Tout oublier ou l’art inaccompli de revivre en exil
« En sortant de prison, il s’était laissé pousser les cheveux pour camoufler son oreille. Il n’était pas retourné chez le coiffeur à Bagdad. Il se contentait de couper lui-même aux ciseaux quelques mèches par-ci par-là ». Contrairement à Sami, Omar est issu d’un milieu pauvre. Il n’est pas un cadre d’État, mais un déserteur gracieusement récompensé par …l’amputation d’une oreille. A sa sortie des geôles de Saddam Hussein, il bénéficie des services de l’organisation d’aide aux réfugiés à Amman : « – Welcome to the United States, dit un agent de l’ambassade américaine en Jordanie ». C’était en 1990.
« Patrie ». Chez Omar, ce mot provoquait un dégoût énorme, immense. Une overdose de patriotisme rongeur. « Un terme éculé. Son sens véritable, si tant est qu’il en ait un, était selon lui en parfaite contradiction avec tout ce qu’ils hurlaient dans leurs chants, leurs odes et leurs slogans ». Il a quitté l’Irak les mains vides, il n’avait rien emporté de ses objets personnels.

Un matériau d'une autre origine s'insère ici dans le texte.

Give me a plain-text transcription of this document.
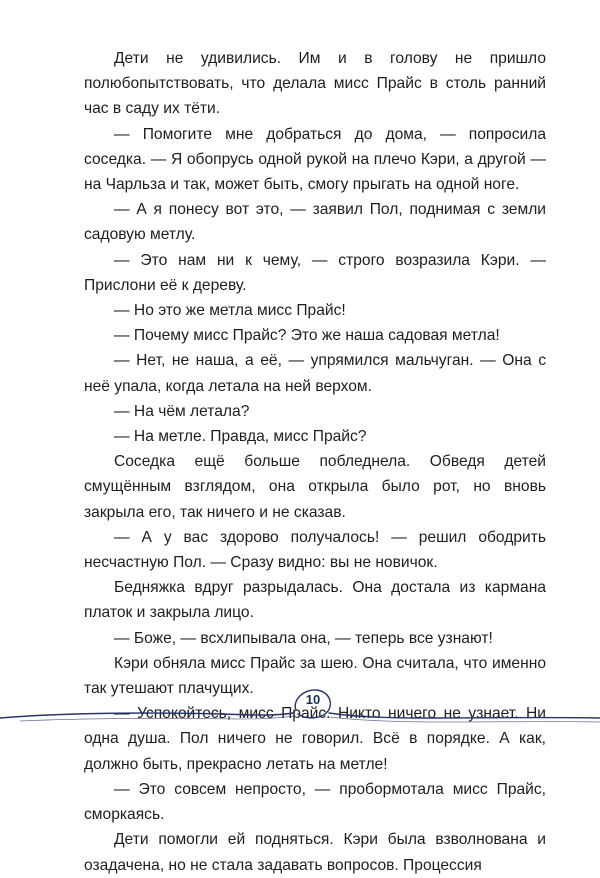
Дети не удивились. Им и в голову не пришло полюбопытствовать, что делала мисс Прайс в столь ранний час в саду их тёти.

— Помогите мне добраться до дома, — попросила соседка. — Я обопрусь одной рукой на плечо Кэри, а другой — на Чарльза и так, может быть, смогу прыгать на одной ноге.

— А я понесу вот это, — заявил Пол, поднимая с земли садовую метлу.

— Это нам ни к чему, — строго возразила Кэри. — Прислони её к дереву.

— Но это же метла мисс Прайс!

— Почему мисс Прайс? Это же наша садовая метла!

— Нет, не наша, а её, — упрямился мальчуган. — Она с неё упала, когда летала на ней верхом.

— На чём летала?

— На метле. Правда, мисс Прайс?

Соседка ещё больше побледнела. Обведя детей смущённым взглядом, она открыла было рот, но вновь закрыла его, так ничего и не сказав.

— А у вас здорово получалось! — решил ободрить несчастную Пол. — Сразу видно: вы не новичок.

Бедняжка вдруг разрыдалась. Она достала из кармана платок и закрыла лицо.

— Боже, — всхлипывала она, — теперь все узнают!

Кэри обняла мисс Прайс за шею. Она считала, что именно так утешают плачущих.

— Успокойтесь, мисс Прайс. Никто ничего не узнает. Ни одна душа. Пол ничего не говорил. Всё в порядке. А как, должно быть, прекрасно летать на метле!

— Это совсем непросто, — пробормотала мисс Прайс, сморкаясь.

Дети помогли ей подняться. Кэри была взволнована и озадачена, но не стала задавать вопросов. Процессия

10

Sa nouvelle promesse ? Se débarrasser de cette « Patrie » maudite, de ses valises, de ses douleurs, des cauchemars de la torture, des images traumatiques de l’amputation et de son bourreau : le docteur Sami. Repartir à zéro, c’était le principe directeur de sa nouvelle vie. Après un bref passage dans une banlieue de Detroit, où vit une importante communauté arabe, il déménage pour le New Jersey, où il est embauché par un jeune couple de néoruraux reconvertis dans l’élevage de chèvres.
L’idée de la table rase continuait de hanter l’homme à l’oreille amputée. Sa quête était l’oubli total. De son identité, de son histoire. Où va-t-il trouver refuge ? Chez les Latino-Américains de Porto-Rico. Découvrant que le prénom « Omar », prononcé « Awmar », est usité chez eux, et que le pays comporte une communauté musulmane significative, il s’est enferré dans un mensonge qui l’a empêché de construire des relations sociales saines, notamment amoureuses.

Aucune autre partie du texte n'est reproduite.